- First Battle of Baiji: Part of Iraqi Civil War (2014–2017) and the Salahuddin campaign
| Date | 11–21 June 2014 (1 week and 3 days) |
| Location | Baiji, Saladin, Iraq |
| Result | ISIS victory Iraqi Army successfully maintains full control of Baiji refinery.; Continued fighting until October 2015 when Iraqi government forces establish full control.; |

Belligerents
- Iraq: Islamic State of Iraq and the Levant

Commanders and leaders
- Nouri al-Maliki: Abu Bakr al-Baghdadi

Units involved
- Iraqi Armed Forces: Military of ISIL

Casualties and losses
- 36 killed: 140 killed (claimed by the government)

= First Battle of Baiji =

2014 battle

The First Battle of Baiji took place in and around Baiji, Iraq in June 2014. It was fought between Islamic State of Iraq and the Levant (ISIL) forces and those of the Iraqi government. Its first stage included clashes in the city from 11 to 18June. The second stage was fighting over the control of Baiji oil refinery from 18 to 21June. Initially, ISIL captured both the town and parts of the refinery, but on 19June 2014, the Iraqi Army reinstated full control of the refinery in a counter-attack. Fighting continued in Baiji until October 2015, when government forces finally established full control.

== Background ==

On 4June 2014, the Islamic State of Iraq and the Levant (ISIL) and its allies attacked Mosul launching their northern Iraq offensive. The following day, they started the Salahuddin campaign in Saladin. ISIL and its allies captured Mosul on 10June 2014. after a six-day battle. When the city fell, there were reports that the group was advancing from Mosul to Kirkuk. After capturing the city, the group freed nearly 1,000 prisoners. On 11June, ISIL and its allies also started the siege of Amirli.

== The battle ==
On 11June, around 60 ISIL vehicles entered the city of Baiji. They set the main court house and police station on fire. They also took control of Baiji prison and freed all 2,400 inmates. Later that day, the militants reportedly retreated from Baiji, before the Iraqi Army's Fourth Armored Division arrived in the city, allegedly due to persuasion from local tribal leaders. However, the next day it was confirmed ISIL was still in control of the town.

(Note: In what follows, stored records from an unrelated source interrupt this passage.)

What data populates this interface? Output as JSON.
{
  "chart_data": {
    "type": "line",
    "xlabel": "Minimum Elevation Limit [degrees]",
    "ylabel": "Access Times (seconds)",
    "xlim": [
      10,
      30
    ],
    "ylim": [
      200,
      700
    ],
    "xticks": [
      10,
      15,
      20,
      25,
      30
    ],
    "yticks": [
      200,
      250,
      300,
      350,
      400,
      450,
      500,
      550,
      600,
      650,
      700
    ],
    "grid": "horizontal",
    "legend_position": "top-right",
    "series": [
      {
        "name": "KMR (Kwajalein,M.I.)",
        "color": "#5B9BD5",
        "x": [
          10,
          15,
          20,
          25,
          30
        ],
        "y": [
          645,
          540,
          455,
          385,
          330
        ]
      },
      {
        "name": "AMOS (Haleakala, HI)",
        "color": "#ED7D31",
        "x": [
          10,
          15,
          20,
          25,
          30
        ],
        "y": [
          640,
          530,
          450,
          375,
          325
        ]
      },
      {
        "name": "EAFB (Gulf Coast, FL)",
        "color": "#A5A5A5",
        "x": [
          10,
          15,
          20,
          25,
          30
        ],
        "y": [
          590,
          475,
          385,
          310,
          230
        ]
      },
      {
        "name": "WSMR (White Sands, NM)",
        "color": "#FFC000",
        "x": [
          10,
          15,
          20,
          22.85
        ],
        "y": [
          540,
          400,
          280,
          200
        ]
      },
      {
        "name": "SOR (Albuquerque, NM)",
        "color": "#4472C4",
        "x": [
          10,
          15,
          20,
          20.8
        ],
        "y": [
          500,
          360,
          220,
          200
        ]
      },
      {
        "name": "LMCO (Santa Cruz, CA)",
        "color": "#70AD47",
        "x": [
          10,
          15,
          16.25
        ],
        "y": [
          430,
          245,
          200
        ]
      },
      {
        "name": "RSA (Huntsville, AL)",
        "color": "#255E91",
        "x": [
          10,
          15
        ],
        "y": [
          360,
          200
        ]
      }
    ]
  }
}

On 18June, ISIL attacked the oil refinery near Baiji. An official inside the refinery stated the militants had captured 75 percent of the facility, while a military spokesman claimed the attack had been repelled, with 40 militants killed. On 19June, Iraqi government forces launched a counter-attack and claimed to have regained full control of the oil refinery after heavy fighting that left 100 militants dead. ISIL created watchtowers and checkpoints within Baiji. On 20June 2014, ISIL forces surrounded the refinery and attacked it for a second time, but failed to capture it. They launched a third attack on 21June, killing 36 Iraqi soldiers, but failed to recapture the refinery.

== Aftermath ==

On 29 October 2014, the operation to recapture the city of Baiji begun. Fighting continued for approximately a year until the Iraqi armed forces and the PMF fully liberated Baiji in October 2015. In 2019, the city was under Iraqi control but had faced periodic ISIL attacks. The city's infrastructure has been severely damaged by the prolonged fighting.